OpenAI funding questions put stress on AI rally.

Apple regains safe-haven status as AI trade looks shakier.

We will be back on the 17th of November.

1. UK stocks are an attractive diversification to pricey tech names.

The FTSE 100 has surged 20% this year, beating the Euro Stoxx 50’s 16% gains, and proved more resilient than other European indexes in this week’s market wobble. A lack of tech exposure, along with value and defensive attributes have played in the London benchmark’s favor, supported lately by strong earnings revisions. Enticingly, it still offers a 35% discount to global peers, based forward P/E ratios.

“The defensively and commodity-tilted FTSE 100 remains a cheap and under-owned diversifier,” say Barclays strategists led by Emmanuel Cau. Cau and his team note investor sentiment toward the UK economy remains stubbornly bearish. That’s despite recent PMI and retail sales readings surprising to the upside, while promising signs on inflation have helped push gilt yields lower in the past few weeks.

2. Pound weakness is a tailwind for the FTSE100.

Expectations of tighter fiscal policy and a more dovish BOE have weakened the pound. The British currency is down 5.3% against the dollar since a peak in July. That’s mechanically helping the FTSE 100, whose members generate 75% of their revenue outside the UK. A considerable amount of bad news is priced into UK shares and there is scope for them to move higher once the budget is out of the way and clarity improves.

3. Apple can become a leading player in physical AI.

Apple's expertise in vertically integrating hardware, software, services and semiconductors, its learnings from manufacturing at scale for several decades, and its ability to collect and harness vast amounts of differentiated visual data across 2.3bn devices and over 1.4bn iPhones serves as the basis for its Robotics efforts. Yet in addition, Apple is investing in rare earth minerals, accelerating machine learning hiring, ramping robotics patent activity/research, and reportedly collaborating with leading physical AI companies (BYD) to accelerate its robotics efforts. With control over hardware, software and data, and the expertise in solving early robotics use cases within its own supply chain (Daisy), Apple is uniquely positioned to help lead the next wave of intelligent machines.

4. As the world accelerates its transition to clean energy, demand for critical minerals is set to explode.

By 2030, the International Energy Agency (IEA) projects that global demand for minerals like rare earths, cobalt, graphite and lithium could double or even triple (depending on different scenarios), driven by the rise of electric vehicles, renewable energy infrastructure and advanced electronics (AI). These minerals represent the backbone of modern industries - and geopolitical competition - while China currently controls the large majority of their supply chain.
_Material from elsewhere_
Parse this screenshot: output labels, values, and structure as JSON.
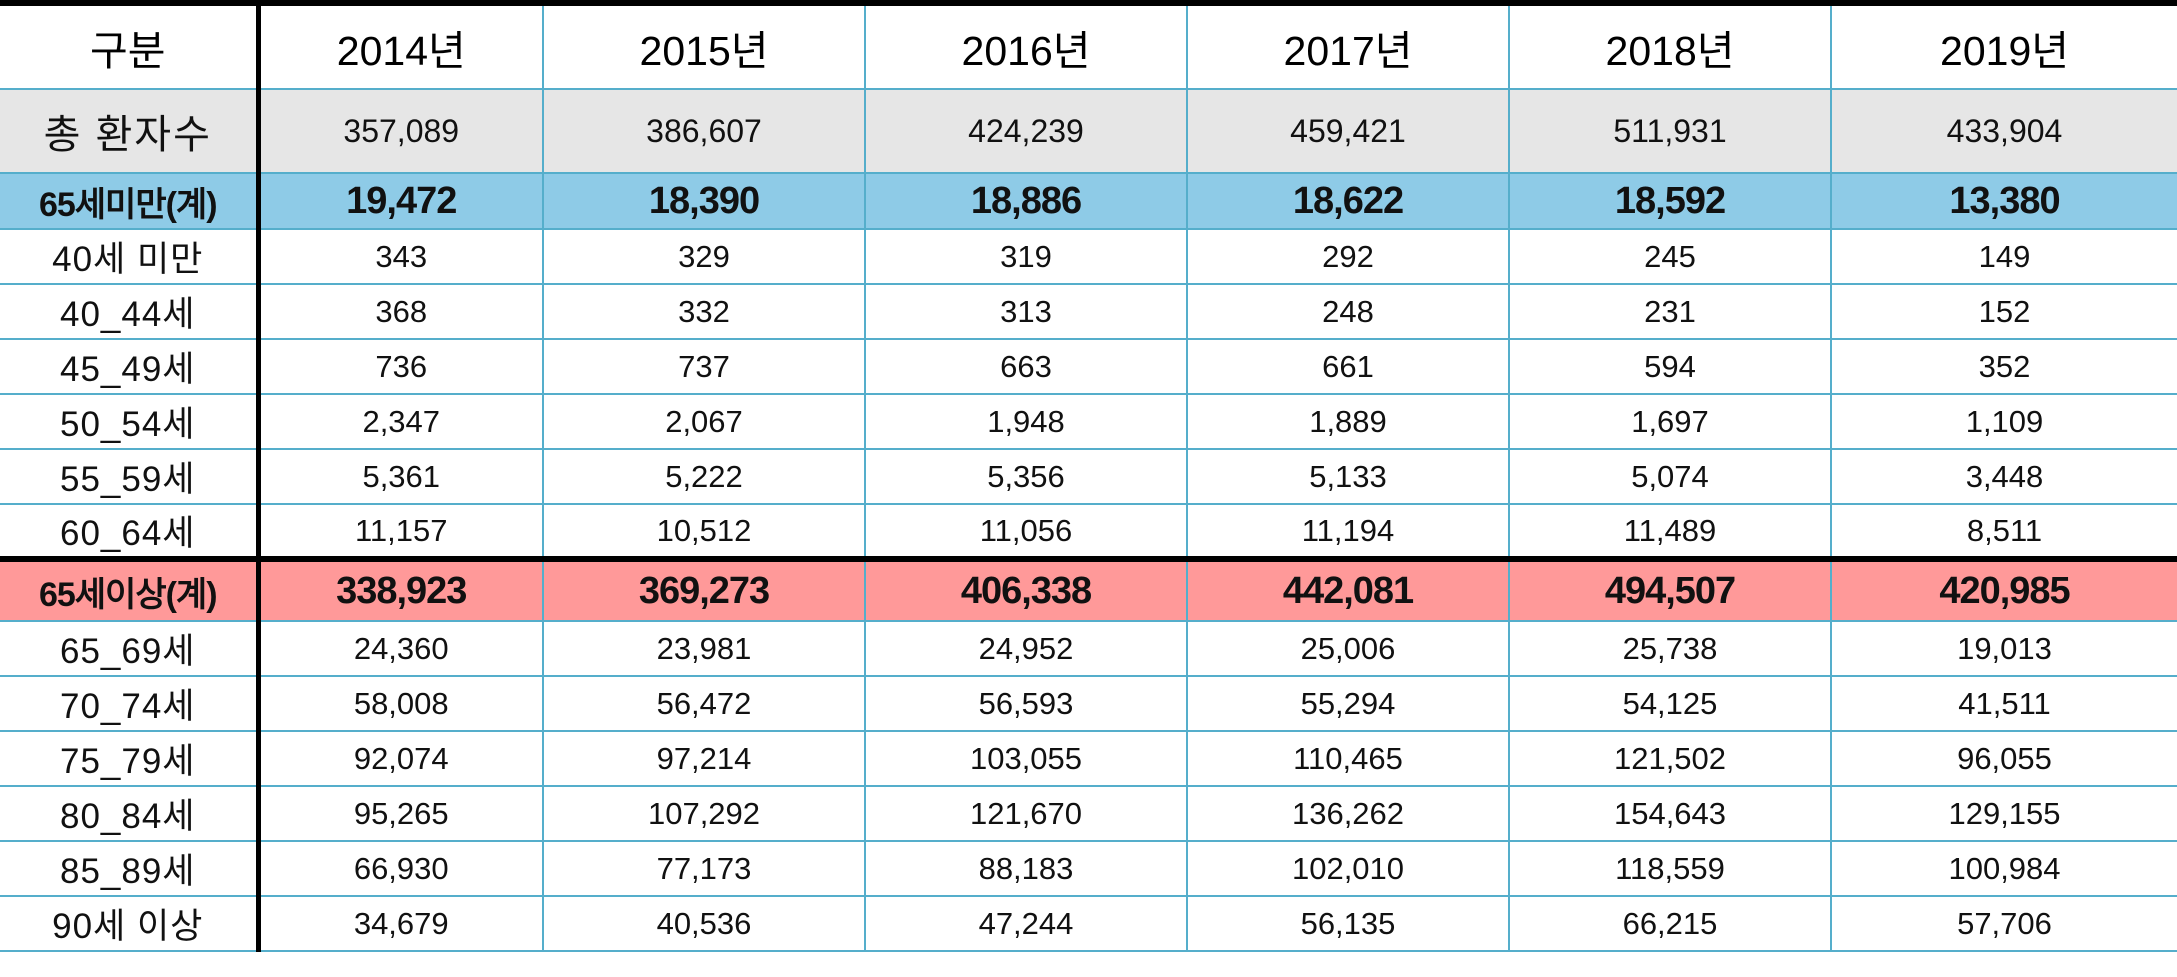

As shown below, between 2024 and 2030, global lithium demand is projected to grow by 146 percent, while graphite and cobalt needs are expected to increase by 50-75 percent, according to the IEA's baseline scenario, mainly driven by electric vehicles and energy storage. Furthermore, the demand for rare earths, essential for permanent magnets used in wind turbines and electric motors, is projected to increase by 45 percent.

5. China is on track to become an electrostate.

Over the past decade, China has increased the share of electricity in its total energy consumption by around 10% - more than almost any other country. Its rapid growth in clean power, especially renewables, is unparalleled. No nation has invested more or built faster in this space.

Since 2019, China has been responsible for about 40% of all wind and solar capacity installed worldwide. Behind this expansion lies a clear strategy: harnessing renewables not only to strengthen energy independence but also to drive industrial leadership.

As a result, the share of China’s electricity generated from wind and solar has risen by nearly 20 percentage points in just ten years.